High-level workflow to bias-correct a model period:

from i7aof.biascorr.projection import Projection

proj = Projection(config, logger)
proj.read_reference()   # loads ref, modref, base and computes bins/volumes
proj.compute_bias()     # derives per-basin Sc and Tc on model-ref bins
proj.read_model()       # loops over future files; writes corrected outputs

# Optional quick-look TS plots
proj.plot_TS_diagrams('ts_diagrams.png')

Notes:

  • Ensure filename_topo and filename_imbie point to files on the same ISMIP grid as the inputs.

  • Use sensible z_shelf so shelf basins contain finite volume.

Internals (for maintainers)

  • Timeslice volume and histograms:

    • Volume assumes uniform dx, dy, dz computed from the first grid steps; a TODO notes applying cell fractions in the future.

    • get_bins() builds 2D histograms in (S, T) per basin, weighting by grid cell volume masked by basinmask.

  • Anomaly computation and filling:

    • compute_delta(modref) forms volume-weighted anomalies on the model-ref bins and fills missing bins iteratively by averaging neighbor bins until full coverage.

  • Bias curves (Sc, Tc):

    • Salinity: per-basin search over scalings in [0.5, 1.5) to best match the reference S PDF while anchoring the chosen percentile (perc=99 by default).

    • Temperature: scale the (T - Tmin) distribution so the perc percentile matches reference; anchor at Tmin.
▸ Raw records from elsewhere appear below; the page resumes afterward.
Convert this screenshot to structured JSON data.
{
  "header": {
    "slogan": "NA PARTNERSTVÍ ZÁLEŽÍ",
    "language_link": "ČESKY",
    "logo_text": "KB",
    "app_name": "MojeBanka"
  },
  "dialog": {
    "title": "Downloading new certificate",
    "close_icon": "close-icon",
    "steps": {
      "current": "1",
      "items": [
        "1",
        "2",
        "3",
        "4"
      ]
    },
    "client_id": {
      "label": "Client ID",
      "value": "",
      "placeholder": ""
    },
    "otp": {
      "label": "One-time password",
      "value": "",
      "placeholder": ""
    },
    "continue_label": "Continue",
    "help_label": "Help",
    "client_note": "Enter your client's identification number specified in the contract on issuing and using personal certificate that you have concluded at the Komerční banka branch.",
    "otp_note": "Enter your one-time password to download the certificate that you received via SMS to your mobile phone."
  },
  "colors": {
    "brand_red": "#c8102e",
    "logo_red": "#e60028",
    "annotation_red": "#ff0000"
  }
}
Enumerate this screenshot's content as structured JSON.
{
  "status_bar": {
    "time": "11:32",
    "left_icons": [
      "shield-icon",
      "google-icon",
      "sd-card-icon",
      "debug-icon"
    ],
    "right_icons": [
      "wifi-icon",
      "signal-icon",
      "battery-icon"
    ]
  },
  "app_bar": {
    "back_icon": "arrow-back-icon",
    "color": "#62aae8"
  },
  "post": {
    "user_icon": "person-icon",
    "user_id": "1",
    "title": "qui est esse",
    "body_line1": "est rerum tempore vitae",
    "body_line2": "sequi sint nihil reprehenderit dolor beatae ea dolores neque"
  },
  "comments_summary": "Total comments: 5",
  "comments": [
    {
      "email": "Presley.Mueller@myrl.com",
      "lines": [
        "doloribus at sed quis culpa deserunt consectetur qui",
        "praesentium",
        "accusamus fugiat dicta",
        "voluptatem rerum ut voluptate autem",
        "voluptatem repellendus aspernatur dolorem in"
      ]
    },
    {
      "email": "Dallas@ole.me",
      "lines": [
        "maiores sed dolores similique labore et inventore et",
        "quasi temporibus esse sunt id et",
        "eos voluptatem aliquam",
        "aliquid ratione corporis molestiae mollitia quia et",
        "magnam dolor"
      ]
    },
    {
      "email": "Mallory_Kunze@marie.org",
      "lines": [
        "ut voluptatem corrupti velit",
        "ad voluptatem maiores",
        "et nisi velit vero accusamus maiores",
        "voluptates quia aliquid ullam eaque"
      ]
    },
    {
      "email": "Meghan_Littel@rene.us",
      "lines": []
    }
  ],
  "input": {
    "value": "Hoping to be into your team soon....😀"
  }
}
  • Apply to 3D fields: anomalies are looked up by bin indices derived from the base fields per basin and added to produce corrected fields.

  • Basin masks: create_basin_masks() reads topography and IMBIE basins; the shelf mask uses bed > z_shelf to exclude deep ocean; an “extrapolated” mask includes full basins for applying anomalies to base fields.

Edge cases / validations

  • File pairing: read_model() assumes each thetao file has a matching so file via name replacement. An assertion will fail otherwise.

  • Dimensions and names: variables must be named thetao and so and share the same time coordinate and (x,y,z) grids. The code uses xr.testing.assert_equal on time to enforce matching time axes.

  • Uniform spacing: volume assumes uniform spacing; highly nonuniform grids aren’t supported in the current implementation.

  • Binning robustness: empty bins lead to NaNs which are then filled iteratively; extreme cases could require tuning Nbins.

Extension points

  • Allow custom output paths/filenames for corrected fields instead of the current hard-coded names.

  • Incorporate partial-cell fractions and exact grid metrics in volume.

  • Support alternative binning strategies, percentiles, and scaling ranges.

  • Generalize variable names/dimension names or pass them via config.